Лорд Эддард, очевидно, немного обиделся на то, что Серсея собиралась вырезать всех его людей, пришедших с ним из Винтерфелла в Королевскую гавань, взять его дочерей в заложницы, а самому ему, чего доброго, отрубить голову, и его неожиданная строгость подействовала на Серсею очень убедительно, но подобный исход крайне расстроил лорда Болтона, лишившегося шанса провести дознание по делу, которое стало бы вершиной в его карьере дознавателя, не говоря уж о том, что лорд Болтон был не так уж стар и ценил женскую красоту – в хорошо привязанном виде.

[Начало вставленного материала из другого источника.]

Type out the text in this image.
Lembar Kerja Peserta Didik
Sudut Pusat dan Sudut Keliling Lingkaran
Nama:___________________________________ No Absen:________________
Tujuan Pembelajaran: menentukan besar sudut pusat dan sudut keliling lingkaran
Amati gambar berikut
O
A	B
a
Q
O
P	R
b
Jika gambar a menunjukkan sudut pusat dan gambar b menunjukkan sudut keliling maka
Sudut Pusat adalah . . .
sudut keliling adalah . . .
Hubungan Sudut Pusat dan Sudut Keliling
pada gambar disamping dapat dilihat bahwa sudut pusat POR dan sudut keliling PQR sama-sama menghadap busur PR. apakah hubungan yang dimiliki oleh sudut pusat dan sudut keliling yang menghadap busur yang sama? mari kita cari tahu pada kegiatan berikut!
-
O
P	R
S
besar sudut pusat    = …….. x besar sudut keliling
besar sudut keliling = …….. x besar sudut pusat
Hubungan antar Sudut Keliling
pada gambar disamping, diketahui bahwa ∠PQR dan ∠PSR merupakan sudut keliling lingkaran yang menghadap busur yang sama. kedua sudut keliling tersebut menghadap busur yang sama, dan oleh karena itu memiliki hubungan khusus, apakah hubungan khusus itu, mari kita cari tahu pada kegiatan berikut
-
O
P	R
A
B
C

Несколько дней после этого Болтон бродил по коридорам Красного замка мрачной тенью, надеясь раскрыть какой-нибудь еще заговор или хотя бы бытовое преступление, но его мертвенно-бледное лицо и жуткая репутация навели на всех обитателей Красного замка такой страх, что даже повар перестал воровать из котла мясо. И даже в утро после возвращения Лионеля и Арьи лорду Болтону не повезло самым обидным образом, потому что сначала ему почти повезло.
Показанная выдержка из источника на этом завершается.